Posted On July 19, 2021
A new article from Fox Sports gives us an update on racial profiling and why we should be wary of them.
The article, written by Mike Bianchi and Ryan Dolan, offers some perspective on the debate around profiling and racial profiling in the workplace, highlighting the history of racial profiling legislation and the need for a more inclusive workplace.
“We can all agree on the importance of racial and ethnic profiling in our workplaces,” writes Bianchi in the piece.
“But there is a lot of confusion about what constitutes profiling and when it’s legal.
Here’s why it’s a bad thing.
What is profiling?
As the title of the article indicates, racial profiling is a violation of the Civil Rights Act, which prohibits racial discrimination in employment.

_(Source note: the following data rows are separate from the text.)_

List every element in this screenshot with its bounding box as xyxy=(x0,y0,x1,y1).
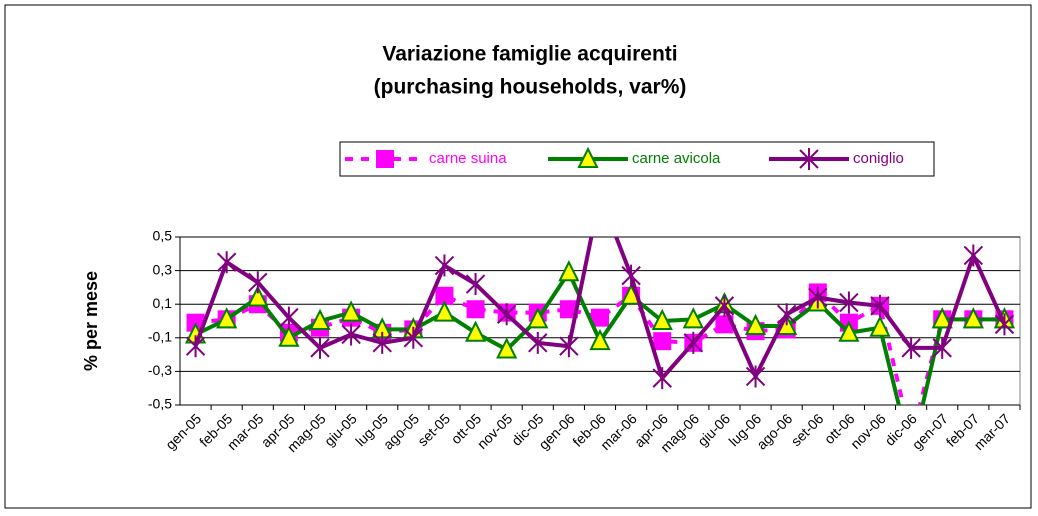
legend-marker xyxy=(799,148,819,170)
data-point xyxy=(309,308,331,330)
y-tick-label: 0,5 xyxy=(153,228,173,244)
data-point xyxy=(994,313,1015,336)
series-line xyxy=(195,290,1005,405)
data-point xyxy=(341,323,361,346)
y-tick-label: -0,5 xyxy=(148,396,172,412)
data-point xyxy=(278,325,300,347)
data-point xyxy=(279,306,299,329)
data-point xyxy=(559,335,579,358)
data-point xyxy=(901,336,921,359)
series-line xyxy=(193,237,1007,381)
data-point xyxy=(310,336,330,359)
data-point xyxy=(838,320,860,342)
data-point xyxy=(216,251,237,274)
data-point xyxy=(248,271,268,294)
data-point xyxy=(744,313,767,336)
data-point xyxy=(621,264,641,287)
data-point xyxy=(185,335,206,358)
data-point xyxy=(870,294,890,317)
data-point xyxy=(247,285,269,307)
data-point xyxy=(963,244,984,267)
data-point xyxy=(776,303,797,326)
data-point xyxy=(466,300,485,319)
y-axis-label: % per mese xyxy=(81,271,101,371)
data-point xyxy=(683,331,704,354)
y-tick-label: -0,1 xyxy=(148,329,172,345)
data-point xyxy=(932,336,952,359)
data-point xyxy=(528,331,548,354)
data-point xyxy=(931,307,953,329)
data-point xyxy=(839,291,859,314)
data-point xyxy=(589,328,611,351)
data-point xyxy=(465,273,486,296)
data-point xyxy=(464,320,487,342)
data-point xyxy=(653,332,672,351)
legend-marker xyxy=(577,146,599,168)
data-point xyxy=(745,365,766,388)
data-point xyxy=(372,331,392,354)
legend-label: carne suina xyxy=(429,150,507,167)
data-point xyxy=(433,300,456,322)
data-point xyxy=(434,254,455,277)
data-point xyxy=(435,286,454,305)
data-point xyxy=(403,326,424,349)
plot-series xyxy=(184,237,1016,405)
legend-label: carne avicola xyxy=(632,150,721,167)
y-tick-label: 0,1 xyxy=(153,295,173,311)
data-point xyxy=(591,308,609,327)
data-point xyxy=(869,315,891,337)
y-tick-label: -0,3 xyxy=(148,362,172,378)
data-point xyxy=(558,260,580,282)
data-point xyxy=(496,303,517,326)
y-tick-label: 0,3 xyxy=(153,261,173,277)
legend-marker xyxy=(376,150,394,168)
data-point xyxy=(962,307,984,329)
data-point xyxy=(808,286,828,309)
data-point xyxy=(527,307,549,329)
chart-title: Variazione famiglie acquirenti xyxy=(382,43,677,66)
data-point xyxy=(651,308,673,330)
data-point xyxy=(216,307,238,329)
data-point xyxy=(652,367,672,390)
data-point xyxy=(682,307,704,329)
data-point xyxy=(340,300,362,322)
data-point xyxy=(714,294,735,317)
legend-label: coniglio xyxy=(853,150,904,167)
data-point xyxy=(559,300,578,319)
chart-subtitle: (purchasing households, var%) xyxy=(374,76,687,99)
data-point xyxy=(496,337,518,359)
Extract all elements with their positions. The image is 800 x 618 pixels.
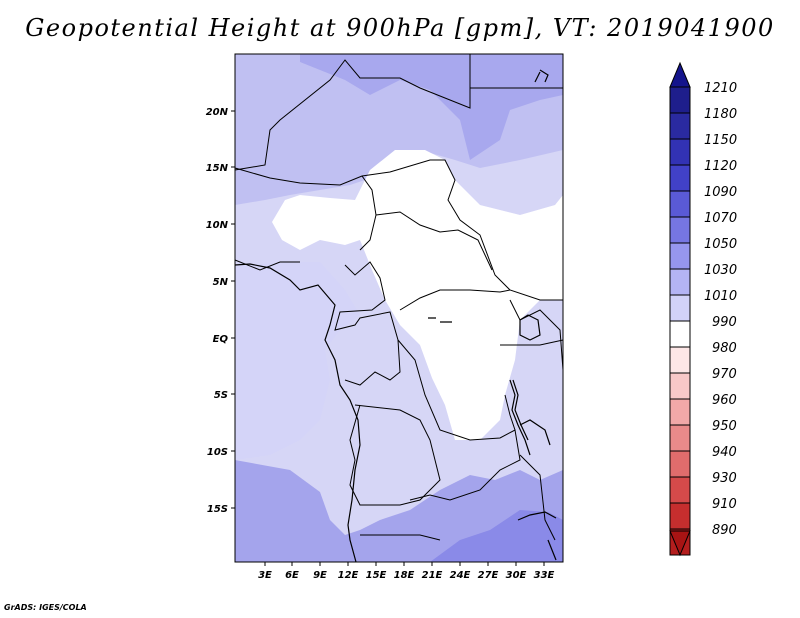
contour-region-1050-north — [300, 54, 563, 160]
colorbar-swatch — [669, 320, 691, 348]
colorbar-label: 1050 — [704, 237, 737, 252]
colorbar-label: 980 — [712, 341, 737, 356]
x-tick-label: 6E — [285, 570, 299, 581]
x-tick-label: 33E — [534, 570, 555, 581]
chart-title: Geopotential Height at 900hPa [gpm], VT:… — [25, 14, 775, 42]
contour-region-1010-interior — [272, 150, 563, 440]
colorbar-swatch — [669, 86, 691, 114]
colorbar-swatch — [669, 294, 691, 322]
y-tick-label: 15N — [206, 163, 229, 174]
contour-region-1070 — [430, 510, 563, 562]
colorbar-swatch — [669, 112, 691, 140]
colorbar-label: 1010 — [704, 289, 737, 304]
x-tick-label: 3E — [258, 570, 272, 581]
colorbar-swatch — [669, 346, 691, 374]
colorbar-labels: 1210 1180 1150 1120 1090 1070 1050 1030 … — [704, 81, 737, 538]
colorbar-label: 910 — [712, 497, 737, 512]
x-tick-label: 12E — [338, 570, 359, 581]
colorbar-boxes — [669, 86, 691, 556]
colorbar-swatch — [669, 164, 691, 192]
x-tick-label: 18E — [394, 570, 415, 581]
colorbar: 1210 1180 1150 1120 1090 1070 1050 1030 … — [669, 61, 737, 557]
y-axis: 20N 15N 10N 5N EQ 5S 10S 15S — [206, 107, 235, 515]
colorbar-swatch — [669, 398, 691, 426]
colorbar-top-arrow — [669, 61, 691, 88]
colorbar-label: 1120 — [704, 159, 737, 174]
colorbar-label: 1030 — [704, 263, 737, 278]
colorbar-label: 950 — [712, 419, 737, 434]
x-tick-label: 21E — [422, 570, 443, 581]
colorbar-label: 1070 — [704, 211, 737, 226]
x-tick-label: 15E — [366, 570, 387, 581]
x-tick-label: 27E — [478, 570, 499, 581]
y-tick-label: EQ — [213, 334, 229, 345]
colorbar-swatch — [669, 502, 691, 530]
y-tick-label: 20N — [206, 107, 229, 118]
colorbar-swatch — [669, 476, 691, 504]
colorbar-label: 1090 — [704, 185, 737, 200]
grads-credit: GrADS: IGES/COLA — [4, 603, 87, 612]
colorbar-label: 960 — [712, 393, 737, 408]
y-tick-label: 15S — [207, 504, 228, 515]
country-borders — [234, 54, 564, 541]
y-tick-label: 5S — [214, 390, 228, 401]
x-axis: 3E 6E 9E 12E 15E 18E 21E 24E 27E 30E 33E — [258, 562, 555, 581]
y-tick-label: 10N — [206, 220, 229, 231]
colorbar-label: 1210 — [704, 81, 737, 96]
colorbar-swatch — [669, 216, 691, 244]
colorbar-swatch — [669, 424, 691, 452]
map-panel — [234, 53, 564, 563]
colorbar-label: 890 — [712, 523, 737, 538]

It also has a broad definition, meaning it can be used to determine who has a legal right to work in the first place, and when discrimination is permissible.
The term “racial profiling” is not a new concept.
In the early 2000s, the Federal Bureau of Investigation was called to investigate an apparent racially motivated homicide.
This is why many employers use racial profiling, or profiling of potential workers based on their race.”
If somebody’s not, you’ve got to have a reasonable suspicion,” Freeh added.
This is why many employers use racial profiling, or profiling of potential workers based on their race.
The federal government says that “reasonable suspicion” is the threshold for the use of racial or ethnic profiling.
The FBI has a policy of not calling the use a “racial crime,” and its policy also states that the use can only be justified by a “good faith belief” that the individual is “a person of color.”
The law allows for the profiling of workers based upon their race, ethnicity, religion, national origin, age, sexual orientation, or any other “qualifiable factor.”
The FBI has used this definition of race, even when it wasn’t clear to the FBI that a racial crime was being committed, as in the case of an individual who was arrested and charged with a crime for wearing a hoodie.
“The FBI defines race as an observable characteristic or trait that distinguishes an individual from other persons of a particular race or ethnic group.
It does not necessarily have to be based on skin color, as a person of the same race may share many of the characteristics of another person of that race,” the Bureau said in its policy.
There are other factors that may be considered, such as a potential for crime or other “red flags” that can indicate a suspect may be a criminal.
“It is not always clear to employers that they have a right to use race as a proxy for criminal behavior,” Bianchi writes.
What does this mean for me?
The law currently allows employers to use the definition of “race” as a “reasonable basis” for their use of race-based profiling.
The FBI policy states that this is not the only way that the FBI may use race-related criteria, and it doesn’t require that a case be investigated or investigated within a certain timeframe, nor is it required that a particular suspect be arrested or charged.
Bianchi points out that even though some employers are legally required to use a specific race in order to determine a worker’s eligibility for employment, the FBI policy does not define race in that way.
It also states in the policy that it is up to the employer to determine if a specific case is based on a “validly articulable suspicion” or “an objectively reasonable suspicion.”
“It should be clear to an employer that it must not use race in any way as a racial indicator or criteria, but that doesn’t mean it has to,” Bianchis article states.
If you or someone you know needs help, contact the National Coalition Against Racial Profiling.